Wobei Kristina Jost von der Gemeindeverwaltung, bei der zum ersten Mal die Fäden der Aktion zusammenlaufen, zuversichtlich ist: „Der Sommer 2019 lässt darauf hoffen, dass wieder viele Äpfel zugunsten der Kinderhilfe abgegeben werden.“ 

Die Annahme der Äpfel beginnt bereits an diesem Samstag, 21. September. Sie können hinter dem Gerätehaus abgestellt werden. Das Sammelgut sollte in Säcke gefüllt sein. Die Säcke sind ab sofort im Bürgerbüro im Rathaus in Bremen und im Edeka-Markt in Niederense erhältlich.

Schon im Vorfeld des Aktionstages werden Äpfel gepresst, sodass jeder am 5. Oktober bereits Saft erwerben kann.

Die „Stiftung Kinderhilfe Ense“ hofft wieder auf die Unterstützung vieler Enser Vereine, Jugendgruppen, Schulen und Kindergärten sowie Privatpersonen. Ihre Mithilfe haben bereits der Löschzug Bremen, die KLJB Bremen und das Enser DRK zugesagt. Mit anfassen kann jeder – sowohl beim Sammeln und Pflücken von Äpfeln wird Hilfe benötigt.
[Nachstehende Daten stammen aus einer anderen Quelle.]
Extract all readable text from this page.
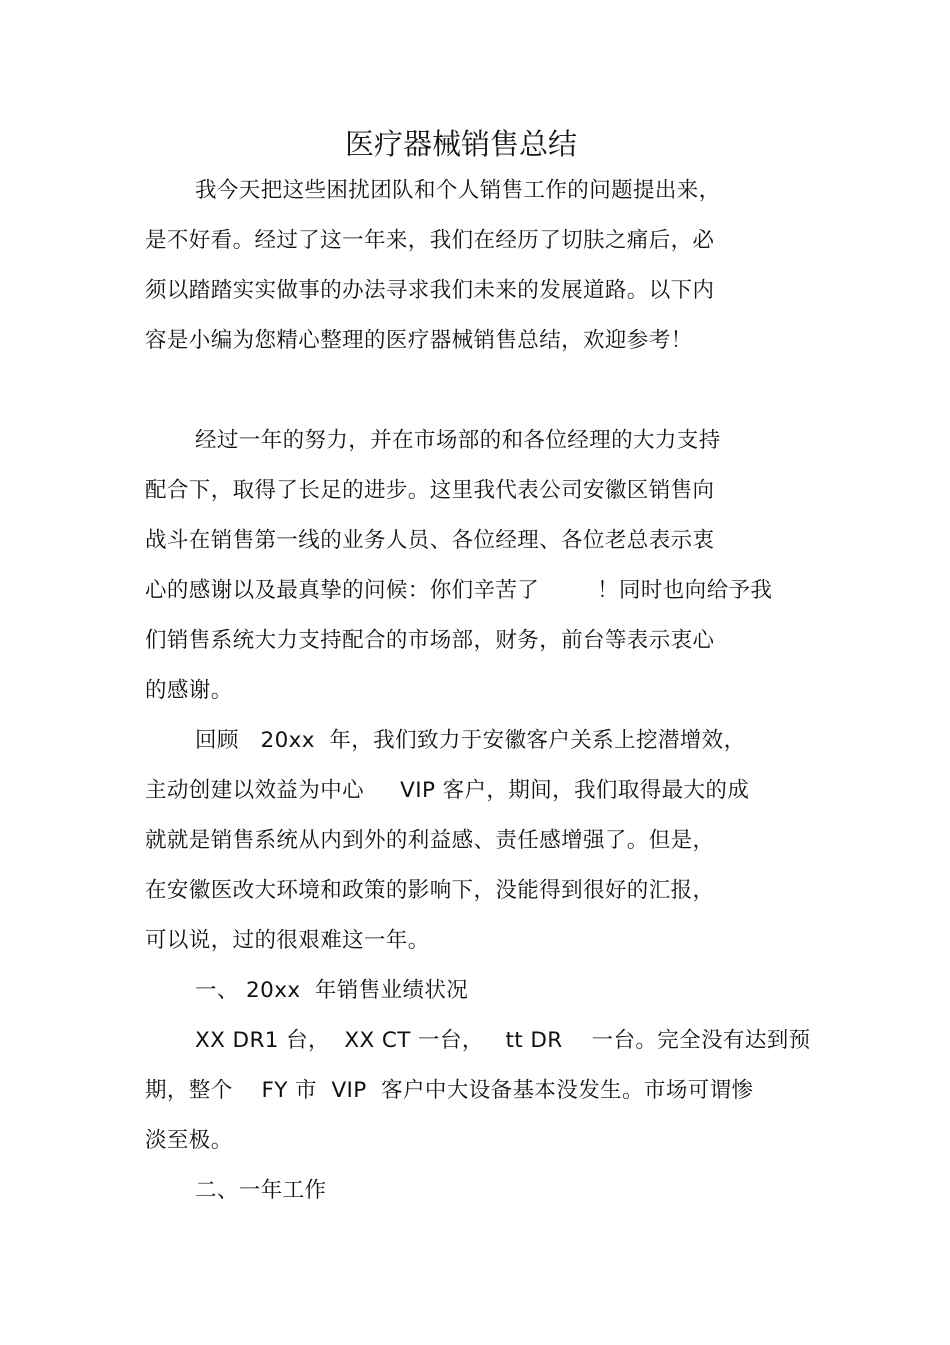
医疗器械销售总结
我今天把这些困扰团队和个人销售工作的问题提出来，
是不好看。经过了这一年来，我们在经历了切肤之痛后，必
须以踏踏实实做事的办法寻求我们未来的发展道路。以下内
容是小编为您精心整理的医疗器械销售总结，欢迎参考！
经过一年的努力，并在市场部的和各位经理的大力支持
配合下，取得了长足的进步。这里我代表公司安徽区销售向
战斗在销售第一线的业务人员、各位经理、各位老总表示衷
心的感谢以及最真挚的问候：你们辛苦了        ！同时也向给予我
们销售系统大力支持配合的市场部，财务，前台等表示衷心
的感谢。
回顾   20xx  年，我们致力于安徽客户关系上挖潜增效，
主动创建以效益为中心     VIP 客户，期间，我们取得最大的成
就就是销售系统从内到外的利益感、责任感增强了。但是，
在安徽医改大环境和政策的影响下，没能得到很好的汇报，
可以说，过的很艰难这一年。
一、 20xx  年销售业绩状况
XX DR1 台，  XX CT 一台，   tt DR    一台。完全没有达到预
期，整个    FY 市  VIP  客户中大设备基本没发生。市场可谓惨
淡至极。
二、一年工作
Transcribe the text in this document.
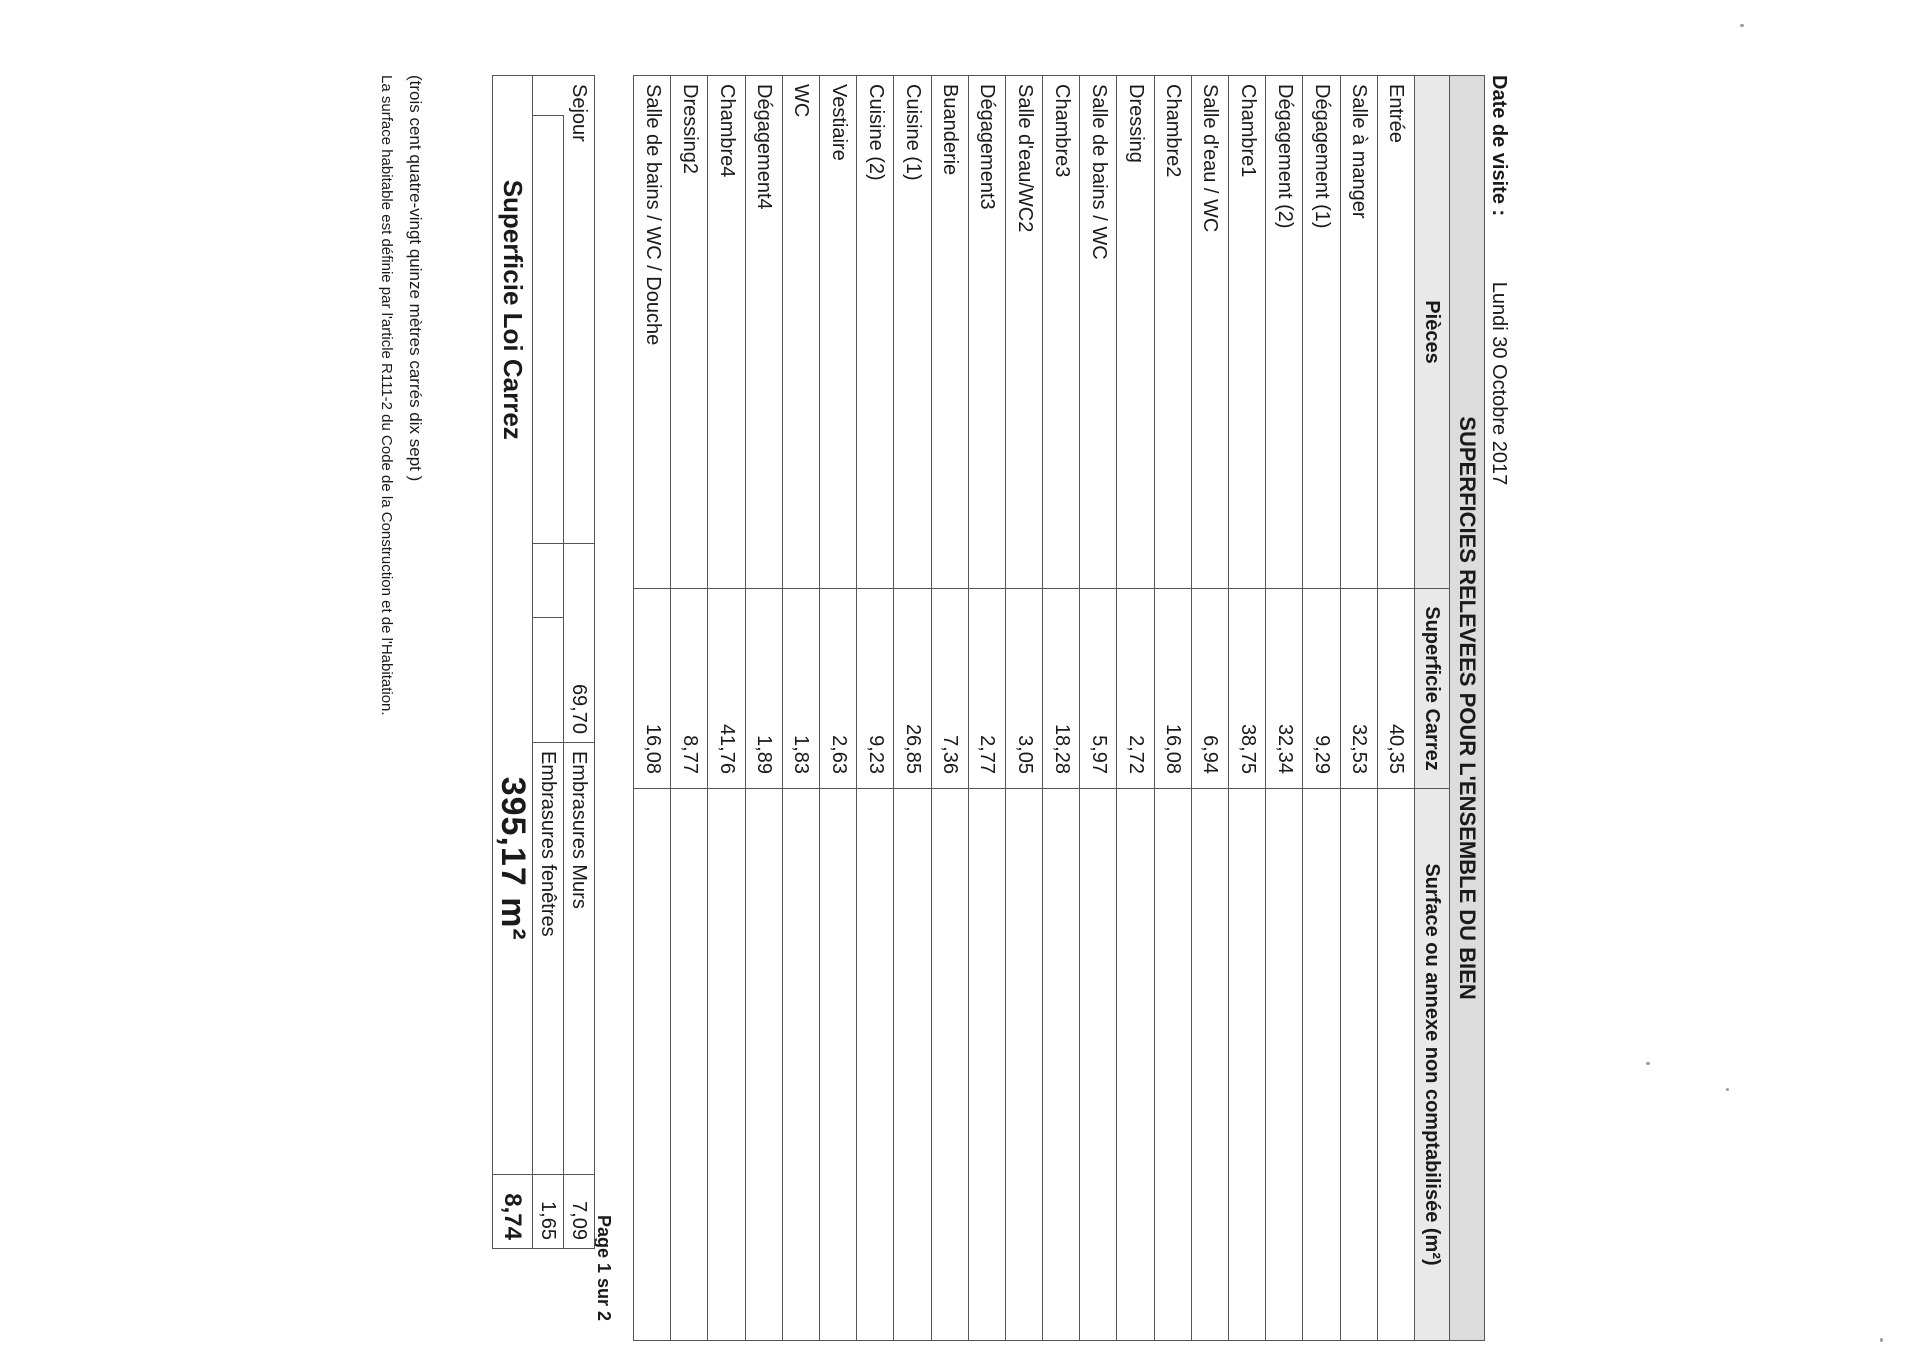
Date de visite : Lundi 30 Octobre 2017
SUPERFICIES RELEVEES POUR L'ENSEMBLE DU BIEN		
Pièces	Superficie Carrez	Surface ou annexe non comptabilisée (m²)
Entrée	40,35	
Salle à manger	32,53	
Dégagement (1)	9,29	
Dégagement (2)	32,34	
Chambre1	38,75	
Salle d'eau / WC	6,94	
Chambre2	16,08	
Dressing	2,72	
Salle de bains / WC	5,97	
Chambre3	18,28	
Salle d'eau/WC2	3,05	
Dégagement3	2,77	
Buanderie	7,36	
Cuisine (1)	26,85	
Cuisine (2)	9,23	
Vestiaire	2,63	
WC	1,83	
Dégagement4	1,89	
Chambre4	41,76	
Dressing2	8,77	
Salle de bains / WC / Douche	16,08	
Page 1 sur 2
Sejour		69,70		Embrasures Murs	7,09
				Embrasures fenêtres	1,65
Superficie Loi Carrez		395,17 m²			8,74
(trois cent quatre-vingt quinze mètres carrés dix sept )
La surface habitable est définie par l'article R111-2 du Code de la Construction et de l'Habitation.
Ab sofort kann man im Rathaus bei Kristina Jost (Telefon 980 215) und bei Kirsten Blöing (980 106) mitteilen, wo Äpfel gepflückt und abgeholt werden können.

Der Erlös der Apfelaktion fließt in Projekte für Kinder und Jugendliche in Ense, die für mehr Chancengleichheit sorgen. Die Fünf-Liter-Box kostet 8 Euro; Gebinde mit drei Litern werden für 6 Euro abgegeben. Der Saft ist bis zu zwei Jahre ungeöffnet haltbar; geöffnet sind es bis zu fünf Wochen, wobei er dann nicht zwangsläufig im Kühlschrank aufzubewahren ist. Der Saft enthält keine Zusätze von Zucker oder sonstige Stoffe und ist aus Äpfeln der Region. 

Wie gut sich die vor fünf Jahren ins Leben gerufene Aktion entwickelt hat, zeigt ein Blick zurück. 2014 hatte man im Rahmen der Aktion aus sieben Tonnen Äpfeln noch 3.700 Liter Saft gepresst. 2015 ergaben 20 Tonnen Äpfel bereits 8.000 Liter Saft. Weitere acht Tonnen Äpfel wurden an eine Mosterei verkauft. 2016 dann der bisherige Rekord, man stellte 10.500 Liter Saft her. Die schlechte Apfelernte in 2017 reichte dagegen „nur“ für 1.200 Liter Saft. In 2018 konnten die Beteiligten 6.500 Liter Saft herstellen.